Esse videoclipe mostra como, depois de apenas algumas semanas de treinamento, Aurora conseguiu realizar a proeza de utilizar uma interface cérebro-máquina, criada no laboratório de neurofisiologia de populações neurais do Centro de Neuroengenharia da Duke University, para movimentar um braço mecânico usando apenas a sua atividade mental.
Em outras palavras, Aurora aprendeu como utilizar seus pensamentos motores para controlar os movimentos de uma prótese robótica e usá-la para realizar tarefas que até então ela só podia efetuar usando o seu próprio braço.
Para conseguir tal proeza, Aurora foi auxiliada por uma equipe de jovens neuroscientistas que incluiu, entre outros, José Carmena (hoje em dia trabalhando na Universidade da Califórnia em Berkley), Misha Lebedev e Roy Crist, todos alunos de pós-doutoramento da Duke.
Todos os dias, durante muitos meses, esses bravos desbravadores da fronteira da neurofisiologia moderna utilizaram um método neurofisiológico, desenvolvido em nosso laboratório nos últimos 13 anos, para registrar simultaneamente a atividade elétrica de aproximadamente 100 neurônios do cérebro de Aurora. Essas células faziam parte de um vasto circuito neural, formado por milhões de neurônios, que normalmente é responsável pela produção de comandos motores voluntários.

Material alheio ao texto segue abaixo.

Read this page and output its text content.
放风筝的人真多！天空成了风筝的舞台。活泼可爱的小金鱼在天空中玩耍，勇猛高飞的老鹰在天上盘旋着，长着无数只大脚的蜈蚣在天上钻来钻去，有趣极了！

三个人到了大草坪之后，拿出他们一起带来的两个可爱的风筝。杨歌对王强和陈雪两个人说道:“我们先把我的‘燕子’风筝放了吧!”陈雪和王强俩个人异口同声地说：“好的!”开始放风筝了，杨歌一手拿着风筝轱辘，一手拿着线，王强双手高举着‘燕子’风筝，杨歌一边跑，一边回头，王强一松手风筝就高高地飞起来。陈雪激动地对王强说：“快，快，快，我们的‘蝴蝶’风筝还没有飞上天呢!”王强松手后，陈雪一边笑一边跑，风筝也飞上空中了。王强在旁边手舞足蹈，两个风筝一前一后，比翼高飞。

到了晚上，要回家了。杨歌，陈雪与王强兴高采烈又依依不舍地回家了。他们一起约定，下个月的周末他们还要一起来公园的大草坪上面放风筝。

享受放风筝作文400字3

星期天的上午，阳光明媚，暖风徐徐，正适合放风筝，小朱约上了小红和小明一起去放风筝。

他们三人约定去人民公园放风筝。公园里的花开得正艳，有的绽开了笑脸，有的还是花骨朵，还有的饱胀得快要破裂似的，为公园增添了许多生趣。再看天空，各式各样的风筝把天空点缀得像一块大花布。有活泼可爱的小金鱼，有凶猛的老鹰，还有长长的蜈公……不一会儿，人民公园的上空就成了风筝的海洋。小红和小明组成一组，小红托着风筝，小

Utilizando uma série de simples modelos matemáticos, esses neurocientistas foram capazes de extrair, em tempo real, vários comandos motores diretamente da atividade elétrica do cérebro de Aurora. Uma vez extraídas, essas informações foram remetidas diretamente para os pequenos motores que controlavam os movimentos das diferentes articulações de um braço robótico. Aurora podia acompanhar o progresso dessa interação observando numa tela de computador os movimentos de um cursor que refletiam o comportamento do braço mecânico. O resultado final foi que, depois de algumas sessões de treinamento, Aurora se tornou capaz de controlar os movimentos do braço robótico apenas pensando. Assim, ela era capaz de jogar uma série de videogames, criados para testar a sua proficiência com a interface cérebro-máquina, usando o braço robótico, sem a necessidade de produzir qualquer movimento de seus braços biológicos.
Aqueles, que como eu, tiveram o privilégio de presenciar o primeiro dia em que a nossa querida colaboradora se deu conta que agora os seus pensamentos eram traduzidos em claras ações motoras, sem que para isso fosse necessário mover um único músculo do corpo, jamais esquecerão o preciso significado de um “Momento Aurora”. Para o resto de nossas carreiras, um “Momento Aurora” sempre representará um instante único, aquele que todo cientista sonha viver: um sublime momento onde o tempo parece parar para que o impossível passe a ser factível e a esperança assuma ares de realidade.
O médico paulistano Miguel Nicolelis se formou na Universidade de São Paulo e hoje lidera um grupo de pesquisadores na Universidade Duke (EUA) que está na vanguarda das tentativas de integrar o cérebro humano com as máquinas. Também lidera o projeto do Instituto Internacional de Neurociência em Natal (RN).